Afraid of Franchise Failure? Avoid Doing These When Franchising Your Business

Franchising your business is one of the easiest and most efficient ways to expand your business nationwide. Most local business owners prefer this way to make their local business national. But well, there’re a few things you should consider before franchising your brand. It may allow others to run their businesses under your brand, still, you should ensure that your brand is ready for it.

Franchising is easy when you’ve considered all the facts. Yet, the failure rate for franchising is as high as 50% and as low as 20%. Thus, you must ensure that you aren’t making any mistakes when you are planning to franchise your brand.

Wondering how? Let’s discuss the common franchise mistakes in the following article.

What you should avoid when franchising your brand?

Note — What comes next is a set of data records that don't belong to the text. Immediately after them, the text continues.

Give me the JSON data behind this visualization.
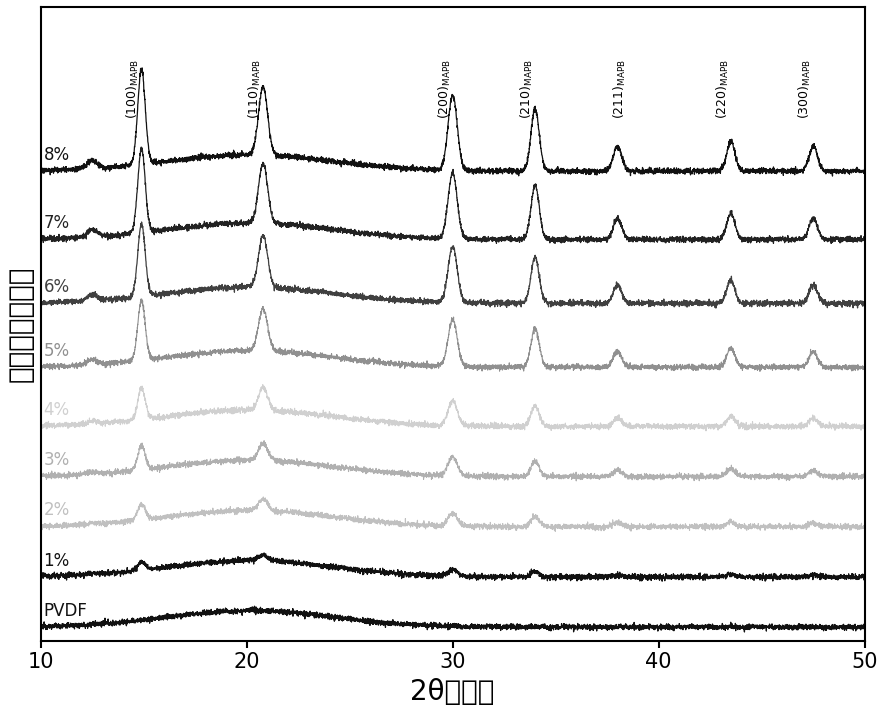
{
  "xlabel": "2θ（度）",
  "ylabel": "强度（归一化）",
  "xlim": [
    10,
    50
  ],
  "xmin": 10,
  "xmax": 50,
  "xticks": [
    10,
    20,
    30,
    40,
    50
  ],
  "labels": [
    "PVDF",
    "1%",
    "2%",
    "3%",
    "4%",
    "5%",
    "6%",
    "7%",
    "8%"
  ],
  "line_colors": [
    "#111111",
    "#111111",
    "#c0c0c0",
    "#b0b0b0",
    "#d0d0d0",
    "#909090",
    "#404040",
    "#222222",
    "#111111"
  ],
  "label_colors": [
    "#111111",
    "#111111",
    "#c0c0c0",
    "#b0b0b0",
    "#d0d0d0",
    "#909090",
    "#404040",
    "#222222",
    "#111111"
  ],
  "offsets": [
    0.0,
    0.55,
    1.1,
    1.65,
    2.2,
    2.85,
    3.55,
    4.25,
    5.0
  ],
  "peak_positions": [
    14.9,
    20.8,
    30.0,
    34.0,
    38.5,
    43.5,
    47.5
  ],
  "peak_labels": [
    "(100)",
    "(110)",
    "(200)",
    "(210)",
    "(211)",
    "(220)",
    "(300)"
  ],
  "peak_subscript": "MAPB",
  "annotation_fontsize": 9,
  "label_fontsize": 12,
  "axis_label_fontsize": 20,
  "tick_fontsize": 15,
  "noise_amplitude": 0.015,
  "background_color": "#ffffff"
}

Franchising is indeed a great way to expand your brand across the country, but there’re plenty of things you should consider beforehand. Yet, most rookie franchisors fall for these mistakes while franchising their brands. Making the following mistakes can lead to the failure of your franchises,

  1. Most franchisors think that it’s their franchisees’ responsibility to gather the capital for franchises. Well, it’s true. But you’ll also need sufficient capital to franchise the brand. You will have to support and train your franchisees to help them learn more about your brand. Hence, starting a franchise model without sufficient funding is a grave mistake.
  2. If you’re planning to draft the Franchise Disclosure Document (FDD), Franchise Agreement (FA) and Operations Manual (OM) yourself, then it’d be a mistake. As per the latest federal and state law, you can’t sell your franchises to someone without these. Hence, it’s a must to hire a proficient franchise lawyer to draft your franchise-related legal paper.
  3. If you’ve got other franchisees, you must ensure that they’re happy working with you. Ask them how they’re doing and if they need any support from you. Most franchisees look for this aspect when investing in a local brand. Also, doing this can strengthen the franchisor-franchisees relationship and make your brand popular. Not considering your past franchise partner can lead to failure.
  4. Thinking that your franchise model can survive anywhere you want can be a huge mistake. Your local brand may have a huge popularity within your community, but it doesn’t mean that they’ve got the same everywhere. You should check if your local brand is that popular outside your community or not. If not, then you must focus on your brand marketing and process before franchising it. Also, consider that the areas you’re choosing for franchises have equal demand for your brand.
  5. Profitability is also a vital factor for franchising your brand. If the profit of your local brand isn’t that great, you shouldn’t think of franchising it. ‘Potential’ franchisees would usually like to invest in a profitable business model. Hence, it’s a must.
  6. If you think that anyone can run your franchises, you’re wrong. Hiring the right people is a must when franchising your local business. Even though your friends or family members look promising or encouraging, it doesn’t mean that they’re fit to run the franchise model. Ensure to hire people who don’t only think about getting richer but are also interested in growing with you.
  7. Last, ensure that your business model is replicable and understandable by the franchisees. If it can’t be run by others, then you should never go after franchising it. Ensure that your business model is scalable and can be run even without your presence. You should consult with an adept consultant for this if needed.

Final thought,

Franchising your business may seem easy, but it isn’t. There’re tonnes of things that you should consider before expanding your local brand nationwide. Without that, you can risk your franchise model to fail. We hope this blog post can help you avoid making those mistakes beforehand.